I wanted to ﬁll my elegy with light of all kinds. But death makes us stingy.
Back when I was making a concerted eﬀort to read more poetry, I enjoyed a few of Anne Carson’s books. I haven’t been spending much time in bookstores, or reading for that matter. But recently forces converged, and I noticed this boxed accordion-style book one place and was intrigued, then happened to ﬁnally check out McNally Jackson Books the same week Anne Carson was scheduled to read there.
There’s a part in this article about owner Sarah McNally where she talks about uninspired author readings, so it’s not surprising that this event was not just a straight-up reading, but included a discussion on how the book came to be in the unique structure it’s in — for a mass-produced volume of poetry — with the designer and the woman who scanned Carson’s original book and the editor. Then they unfurled a copy of the book across the audience to begin the actual reading.

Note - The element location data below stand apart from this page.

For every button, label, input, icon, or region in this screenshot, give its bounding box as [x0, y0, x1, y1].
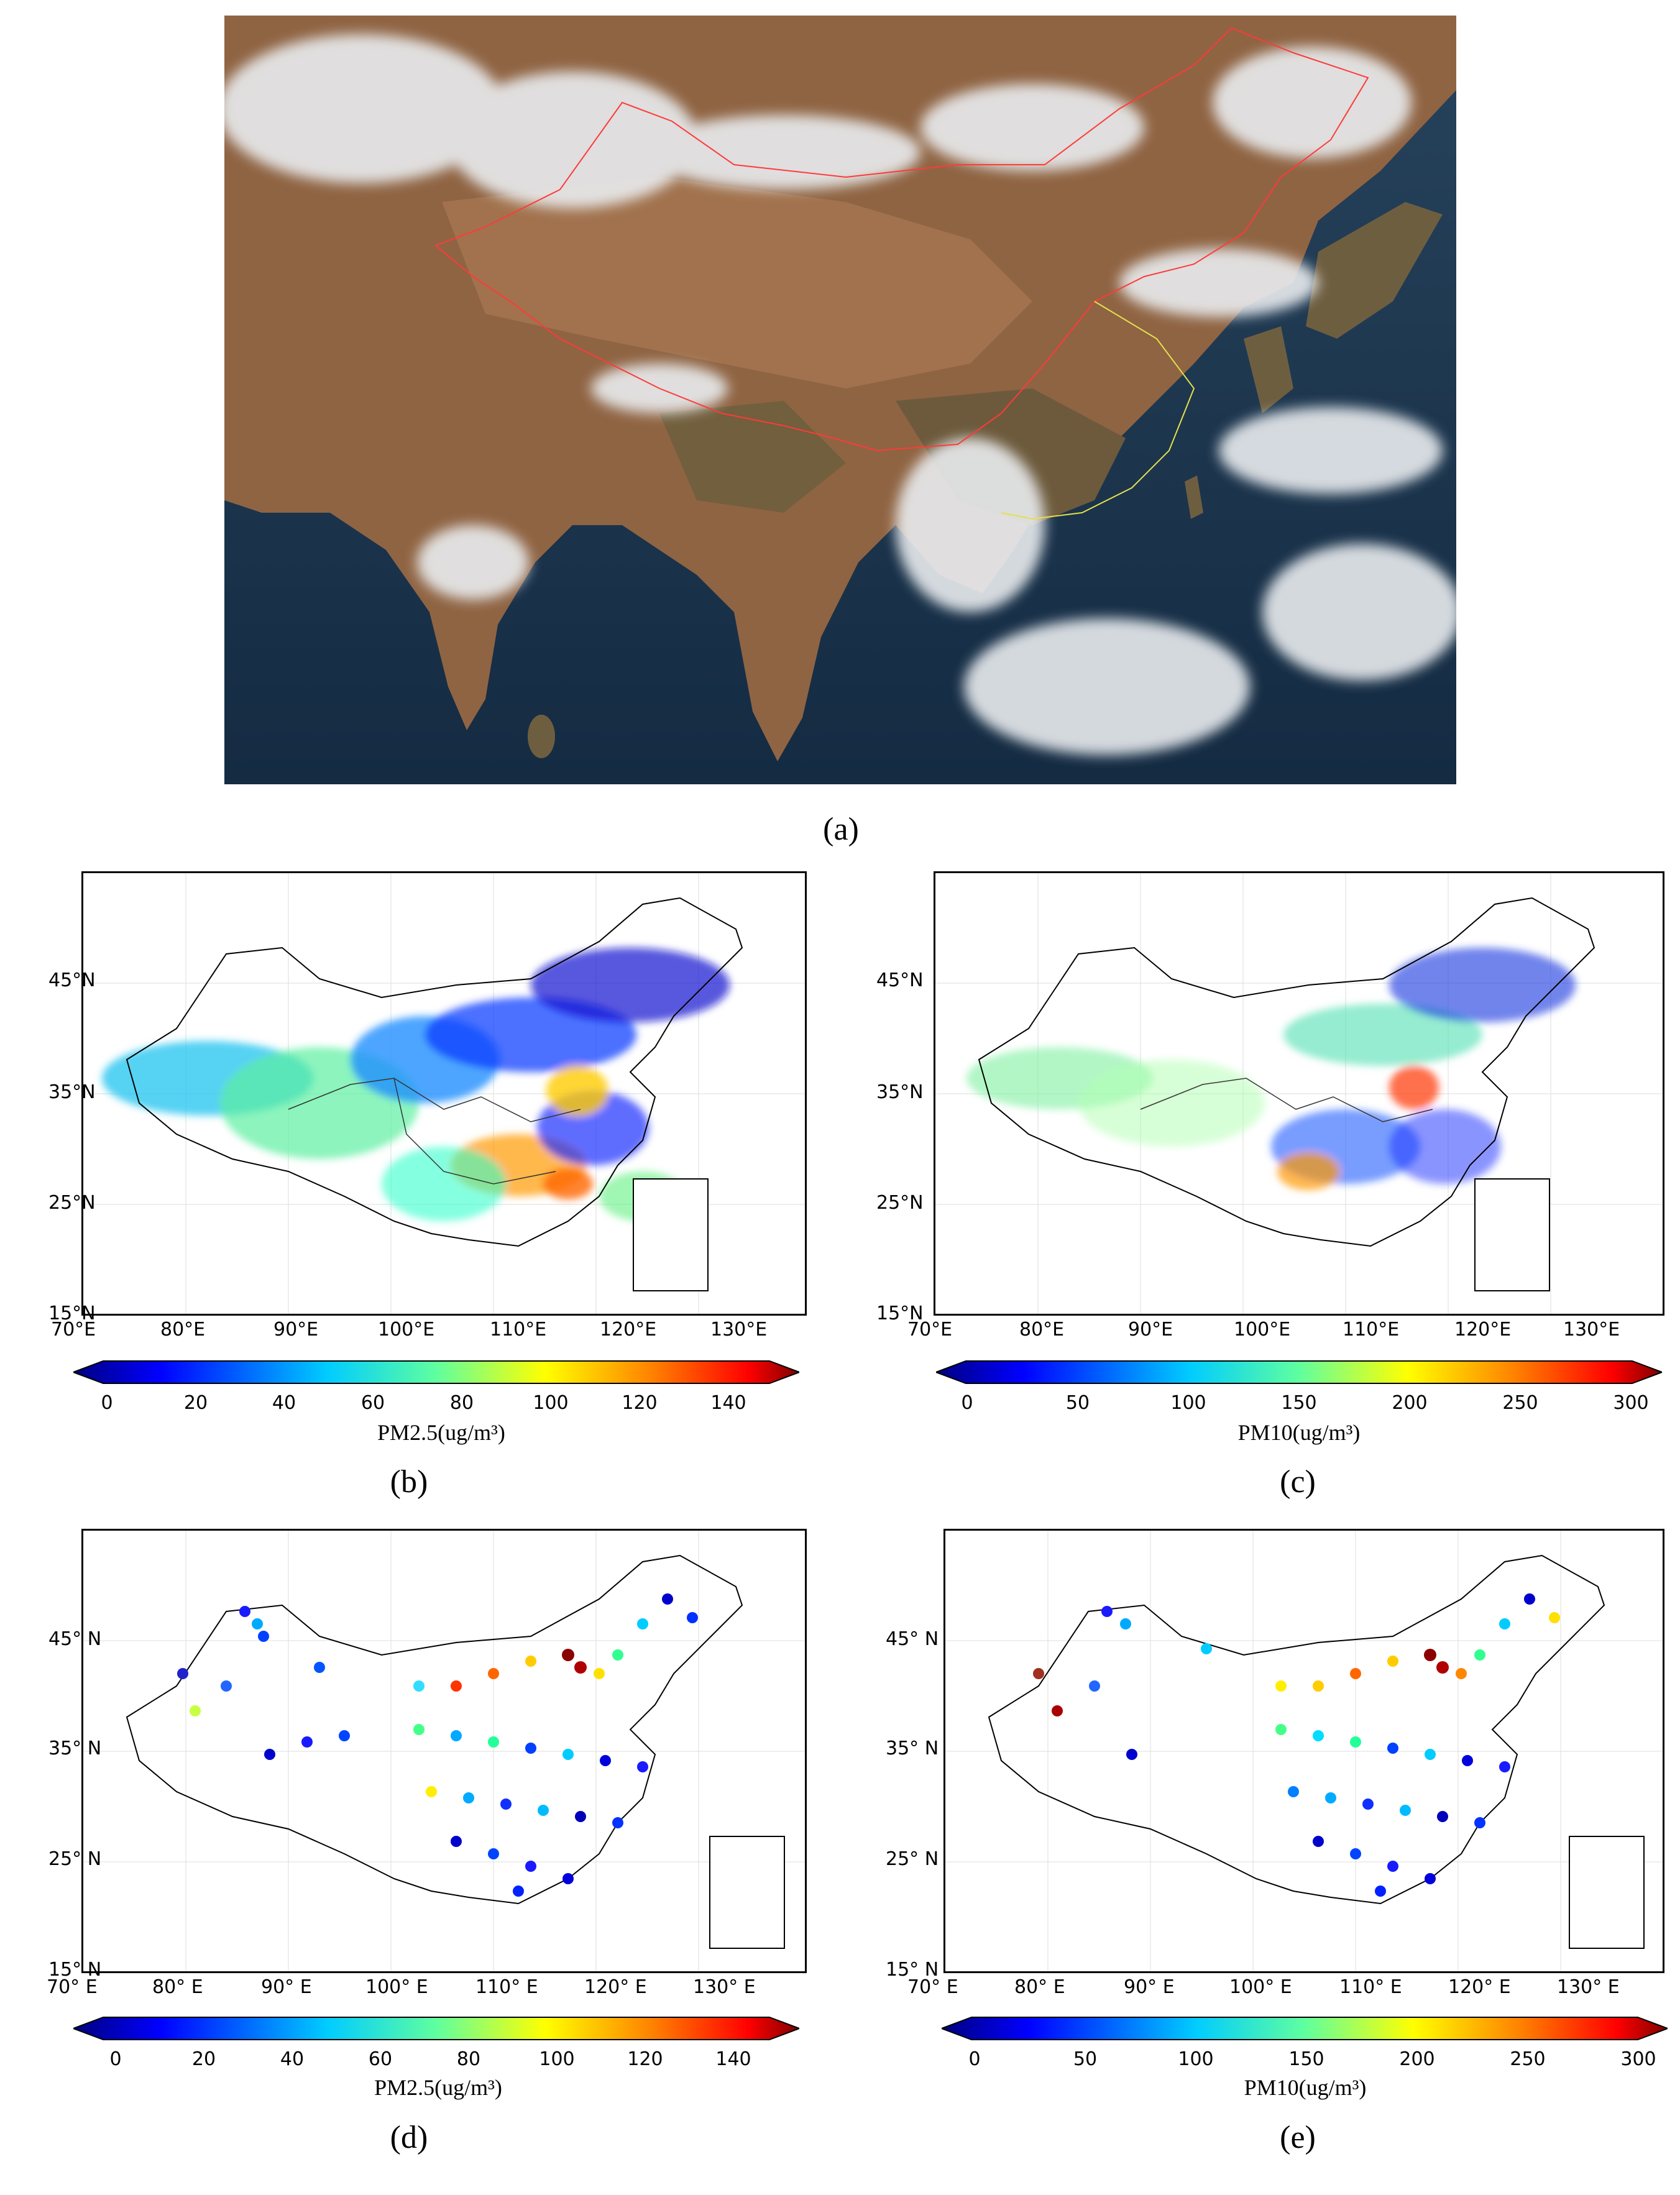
lat-tick-35: 35° N — [48, 1738, 102, 1759]
panel-d-label: (d) — [390, 2120, 428, 2155]
cb-tick: 250 — [1510, 2048, 1546, 2070]
lon-tick-120: 120° E — [584, 1976, 647, 1998]
lon-tick-130: 130° E — [693, 1976, 756, 1998]
lon-tick-100: 100°E — [1234, 1319, 1291, 1340]
cb-tick: 0 — [109, 2048, 122, 2070]
lon-tick-110: 110° E — [475, 1976, 538, 1998]
lon-tick-100: 100° E — [365, 1976, 428, 1998]
cb-tick: 150 — [1281, 1392, 1317, 1414]
lon-tick-110: 110° E — [1339, 1976, 1402, 1998]
cb-tick: 40 — [280, 2048, 305, 2070]
cb-tick: 120 — [622, 1392, 658, 1414]
cb-tick: 140 — [710, 1392, 746, 1414]
lat-tick-35: 35°N — [876, 1081, 924, 1103]
lat-tick-25: 25°N — [876, 1192, 924, 1214]
lon-tick-70: 70°E — [51, 1319, 96, 1340]
lat-tick-45: 45°N — [876, 969, 924, 991]
lat-tick-45: 45° N — [886, 1628, 939, 1650]
colorbar-d — [73, 2017, 799, 2040]
lat-tick-35: 35° N — [886, 1738, 939, 1759]
lat-tick-25: 25° N — [886, 1848, 939, 1870]
cb-tick: 20 — [191, 2048, 216, 2070]
lat-tick-45: 45°N — [48, 969, 96, 991]
cb-tick: 100 — [539, 2048, 575, 2070]
cb-tick: 40 — [272, 1392, 296, 1414]
lon-tick-90: 90°E — [1128, 1319, 1173, 1340]
lon-tick-70: 70° E — [47, 1976, 98, 1998]
lon-tick-70: 70° E — [907, 1976, 958, 1998]
lat-tick-25: 25° N — [48, 1848, 102, 1870]
colorbar-b-title: PM2.5(ug/m³) — [377, 1420, 505, 1445]
panel-b-label: (b) — [390, 1464, 428, 1500]
cb-tick: 150 — [1288, 2048, 1324, 2070]
lon-tick-90: 90° E — [261, 1976, 312, 1998]
lon-tick-80: 80°E — [160, 1319, 206, 1340]
cb-tick: 200 — [1392, 1392, 1428, 1414]
cb-tick: 20 — [183, 1392, 208, 1414]
cb-tick: 200 — [1399, 2048, 1435, 2070]
cb-tick: 100 — [533, 1392, 569, 1414]
lat-tick-15: 15°N — [876, 1303, 924, 1324]
cb-tick: 50 — [1065, 1392, 1090, 1414]
lon-tick-130: 130°E — [710, 1319, 768, 1340]
lon-tick-70: 70°E — [907, 1319, 953, 1340]
lon-tick-120: 120°E — [1454, 1319, 1512, 1340]
cb-tick: 100 — [1178, 2048, 1214, 2070]
panel-c-map — [934, 871, 1664, 1316]
panel-b-map — [81, 871, 807, 1316]
cb-tick: 140 — [715, 2048, 751, 2070]
cb-tick: 80 — [456, 2048, 481, 2070]
lon-tick-110: 110°E — [490, 1319, 547, 1340]
lat-tick-15: 15° N — [48, 1959, 102, 1981]
lat-tick-15: 15° N — [886, 1959, 939, 1981]
cb-tick: 60 — [360, 1392, 385, 1414]
lat-tick-15: 15°N — [48, 1303, 96, 1324]
cb-tick: 250 — [1502, 1392, 1538, 1414]
cb-tick: 300 — [1620, 2048, 1656, 2070]
cb-tick: 0 — [961, 1392, 973, 1414]
lon-tick-120: 120°E — [600, 1319, 657, 1340]
colorbar-b — [73, 1360, 799, 1384]
station-dots-d — [83, 1531, 805, 1971]
panel-e-map — [943, 1529, 1664, 1973]
colorbar-c — [936, 1360, 1662, 1384]
lon-tick-80: 80° E — [152, 1976, 203, 1998]
cb-tick: 0 — [101, 1392, 113, 1414]
satellite-image — [224, 16, 1456, 784]
lon-tick-100: 100°E — [378, 1319, 435, 1340]
cb-tick: 50 — [1073, 2048, 1098, 2070]
lon-tick-90: 90°E — [273, 1319, 319, 1340]
colorbar-e-title: PM10(ug/m³) — [1244, 2075, 1367, 2100]
station-dots-e — [945, 1531, 1663, 1971]
panel-e-label: (e) — [1280, 2120, 1316, 2155]
colorbar-e — [942, 2017, 1668, 2040]
panel-a-label: (a) — [823, 812, 859, 847]
cb-tick: 0 — [968, 2048, 981, 2070]
cb-tick: 100 — [1170, 1392, 1206, 1414]
colorbar-c-title: PM10(ug/m³) — [1237, 1420, 1361, 1445]
lon-tick-80: 80° E — [1014, 1976, 1065, 1998]
cb-tick: 80 — [449, 1392, 474, 1414]
lon-tick-130: 130° E — [1557, 1976, 1620, 1998]
lon-tick-80: 80°E — [1019, 1319, 1065, 1340]
lon-tick-120: 120° E — [1448, 1976, 1511, 1998]
lon-tick-100: 100° E — [1229, 1976, 1292, 1998]
lat-tick-25: 25°N — [48, 1192, 96, 1214]
lat-tick-45: 45° N — [48, 1628, 102, 1650]
panel-c-label: (c) — [1280, 1464, 1316, 1500]
lon-tick-130: 130°E — [1563, 1319, 1620, 1340]
cb-tick: 300 — [1613, 1392, 1649, 1414]
lon-tick-90: 90° E — [1124, 1976, 1175, 1998]
panel-d-map — [81, 1529, 807, 1973]
colorbar-d-title: PM2.5(ug/m³) — [374, 2075, 502, 2100]
cb-tick: 60 — [368, 2048, 393, 2070]
lon-tick-110: 110°E — [1343, 1319, 1400, 1340]
cb-tick: 120 — [627, 2048, 663, 2070]
lat-tick-35: 35°N — [48, 1081, 96, 1103]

The book itself is as much a book object as a work of poetry. Carson created it in a blank book with bits of photographs and letters and nearly all the text pasted in from other sources. The published version maintains this feeling. The work itself pairs the elegy to her brother with Poem 101 by Catullus, also an elegy for his brother. The poem is printed in full in Latin at the beginning and then throughout most of the book, there is one word of the Catullus poem on the left side with the full entry from a Latin Dictionary and her words on the right side. Her translation comes at the end (though she “never arrived at the translation [she] would have liked to do of poem 101”). About midway through, she writes:
… I came to think of translating as a room, not exactly an unknown room, where one gropes for the light switch. I guess it never ends. A brother never ends. I prowl him. He does not end.
My favorite moment of the reading came at the end of the brief Q&A, someone noted that Carson had said her parents were both dead and obviously her brother is gone and asked whether there was any other family who she had shared this book with. She replied no, even her brother’s widow had disappeared, so there wasn’t anyone left for her to share it with. She paused brieﬂy to put on a smile and added, “Just you guys.”